Jacques AttaliLa commission présidée par Jacques Attali rendra ce mercredi à Nicolas Sarkozy son rapport sur "la libération de la croissance" française. En partie révélé, il compte plus de 300 propositions, certaines déjà polémiques, qui visent à "changer la France". Révélé par la presse vendredi dans une version provisoire, ce rapport fixe comme objectif la réduction des dépenses publiques, dont la part dans le produit intérieur brut (PIB) devrait baisser d'environ un point par an, afin de remettre la France dans la "moyenne européenne en 2012".
Il entend surtout donner au pays 1 point de croissance supplémentaire d'ici à fin 2012, ce qui se traduirait par un taux de chômage abaissé à 5%, la création de 150.000 emplois, de 90.000 nouveaux logements sociaux ou encore une dette publique ramenée à 55% du PIB.
Départements, éducation...
Hétéroclites, parfois iconoclastes, les propositions balayent un très grand nombre de thèmes, avec une large place faite à l'enseignement, au développement durable, aux PME ou encore au marché du travail. Certaines ont déjà suscité la polémique, comme l'idée de faciliter l'immigration pour faire face aux pénuries de main-d'oeuvre dans certains secteurs. La perspective de supprimer les départements dans les dix ans à venir, l'une des mesures phares du rapport, a aussi fait bondir nombre d'élus, de droite comme de gauche.

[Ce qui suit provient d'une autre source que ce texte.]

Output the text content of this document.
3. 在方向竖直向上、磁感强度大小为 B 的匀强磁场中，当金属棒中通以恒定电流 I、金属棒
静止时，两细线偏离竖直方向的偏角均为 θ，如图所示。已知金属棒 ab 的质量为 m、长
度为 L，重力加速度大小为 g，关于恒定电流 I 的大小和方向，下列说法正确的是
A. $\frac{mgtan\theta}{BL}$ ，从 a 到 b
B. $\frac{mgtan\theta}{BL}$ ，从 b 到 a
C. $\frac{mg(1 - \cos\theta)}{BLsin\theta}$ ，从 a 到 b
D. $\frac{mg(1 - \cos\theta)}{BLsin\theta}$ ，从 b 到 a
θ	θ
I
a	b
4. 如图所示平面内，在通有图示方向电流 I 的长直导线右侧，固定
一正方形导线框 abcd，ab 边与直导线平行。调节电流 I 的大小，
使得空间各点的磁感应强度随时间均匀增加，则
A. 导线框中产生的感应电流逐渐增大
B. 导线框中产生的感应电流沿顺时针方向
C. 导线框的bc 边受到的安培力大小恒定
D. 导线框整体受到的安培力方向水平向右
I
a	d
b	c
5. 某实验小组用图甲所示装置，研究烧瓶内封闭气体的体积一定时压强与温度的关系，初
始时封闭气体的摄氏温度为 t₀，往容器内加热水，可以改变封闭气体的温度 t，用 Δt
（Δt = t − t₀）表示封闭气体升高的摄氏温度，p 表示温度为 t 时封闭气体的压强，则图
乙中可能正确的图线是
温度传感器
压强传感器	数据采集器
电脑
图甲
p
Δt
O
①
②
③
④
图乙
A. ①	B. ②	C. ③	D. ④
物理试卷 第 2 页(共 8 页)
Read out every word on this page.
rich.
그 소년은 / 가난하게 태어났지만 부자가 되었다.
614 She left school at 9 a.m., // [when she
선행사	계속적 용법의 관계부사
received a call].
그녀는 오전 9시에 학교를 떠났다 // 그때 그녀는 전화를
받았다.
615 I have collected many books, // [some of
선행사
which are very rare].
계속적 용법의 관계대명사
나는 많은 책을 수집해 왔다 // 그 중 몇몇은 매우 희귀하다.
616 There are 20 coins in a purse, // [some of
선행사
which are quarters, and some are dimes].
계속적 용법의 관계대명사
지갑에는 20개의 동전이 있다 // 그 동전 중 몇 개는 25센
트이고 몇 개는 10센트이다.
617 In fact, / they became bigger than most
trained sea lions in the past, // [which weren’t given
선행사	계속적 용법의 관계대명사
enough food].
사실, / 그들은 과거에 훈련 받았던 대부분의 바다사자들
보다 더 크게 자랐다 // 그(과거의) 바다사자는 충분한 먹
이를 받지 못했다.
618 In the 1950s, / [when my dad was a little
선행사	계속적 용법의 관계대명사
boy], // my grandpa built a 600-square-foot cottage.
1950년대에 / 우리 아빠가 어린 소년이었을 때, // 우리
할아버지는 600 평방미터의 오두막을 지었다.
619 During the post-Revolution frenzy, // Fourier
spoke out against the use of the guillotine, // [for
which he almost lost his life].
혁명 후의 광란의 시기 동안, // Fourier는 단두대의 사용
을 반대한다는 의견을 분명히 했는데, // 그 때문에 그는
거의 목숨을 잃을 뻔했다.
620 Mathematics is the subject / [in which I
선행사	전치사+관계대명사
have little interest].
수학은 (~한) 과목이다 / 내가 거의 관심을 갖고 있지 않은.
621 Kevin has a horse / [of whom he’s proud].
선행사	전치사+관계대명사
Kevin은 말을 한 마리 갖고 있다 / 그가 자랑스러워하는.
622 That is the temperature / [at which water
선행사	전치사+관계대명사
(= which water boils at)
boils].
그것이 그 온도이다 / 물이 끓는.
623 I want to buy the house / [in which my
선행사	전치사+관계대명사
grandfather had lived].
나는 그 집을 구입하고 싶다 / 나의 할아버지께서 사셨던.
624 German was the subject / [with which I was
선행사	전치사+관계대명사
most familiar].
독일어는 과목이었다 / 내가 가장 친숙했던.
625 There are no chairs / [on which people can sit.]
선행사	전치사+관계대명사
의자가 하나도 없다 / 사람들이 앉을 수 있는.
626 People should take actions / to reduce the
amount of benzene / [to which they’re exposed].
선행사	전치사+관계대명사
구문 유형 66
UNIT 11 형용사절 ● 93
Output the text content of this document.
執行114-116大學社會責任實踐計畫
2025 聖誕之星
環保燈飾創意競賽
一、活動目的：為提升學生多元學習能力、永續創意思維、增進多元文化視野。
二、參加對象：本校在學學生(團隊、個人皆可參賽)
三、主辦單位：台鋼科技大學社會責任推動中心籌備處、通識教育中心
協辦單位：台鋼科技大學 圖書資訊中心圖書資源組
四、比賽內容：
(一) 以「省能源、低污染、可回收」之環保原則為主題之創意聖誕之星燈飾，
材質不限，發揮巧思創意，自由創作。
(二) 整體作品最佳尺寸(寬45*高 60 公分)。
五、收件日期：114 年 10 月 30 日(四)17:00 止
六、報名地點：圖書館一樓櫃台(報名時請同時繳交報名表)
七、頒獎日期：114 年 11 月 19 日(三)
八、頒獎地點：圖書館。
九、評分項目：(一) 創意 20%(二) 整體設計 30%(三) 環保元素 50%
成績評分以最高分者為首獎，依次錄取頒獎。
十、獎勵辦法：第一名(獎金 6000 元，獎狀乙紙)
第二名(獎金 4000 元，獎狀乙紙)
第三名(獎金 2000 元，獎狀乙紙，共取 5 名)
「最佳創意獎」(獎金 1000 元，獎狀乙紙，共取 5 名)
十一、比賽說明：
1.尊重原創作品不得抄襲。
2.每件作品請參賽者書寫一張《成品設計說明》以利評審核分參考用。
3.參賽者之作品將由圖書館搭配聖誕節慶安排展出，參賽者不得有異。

Permettre aux parents de choisir le lieu de scolarisation de leurs enfants, imposer l'achat par les administrations publiques de véhicules hybrides, faire évaluer tout agent d'un service public...: originales, certaines mesures pourraient s'avérer difficilement applicables.
Inquiétudes
Le premier secrétaire du PS François Hollande a affirmé mardi qu'il y avait "beaucoup de mesures extrêmement préoccupantes" dans le rapport Attali, notamment la hausse de la TVA et de la CSG, et a demandé si Nicolas Sarkozy entendait mettre en oeuvre toutes ces recommandations.
Au sein même de la majorité, le rapport préoccupe. A la veille des municipales, les députés UMP ont une nouvelle fois tapé du poing sur la table mardi, refusant de se faire imposer in extenso les 314 propositions du rapport et exigeant d'être partie prenante du futur débat législatif. Jean-François Copé a assuré mardi que toutes les propositions du rapport seraient abordées sans tabou par les députés UMP.
La ministre de l'Intérieur Michèle Alliot-Marie a pris le contre-pied des propositions de Jacques Attali sur les communes et les départements, en intervenant mardi soir au Sénat dans un débat sur les collectivités territoriales. "La commission présidée par Jacques Attali a proposé de rationnaliser nos institutions autour des régions et de l'intercommunalité. Je le dis très clairement: je ne partage pas cette analyse", a-t-elle déclaré.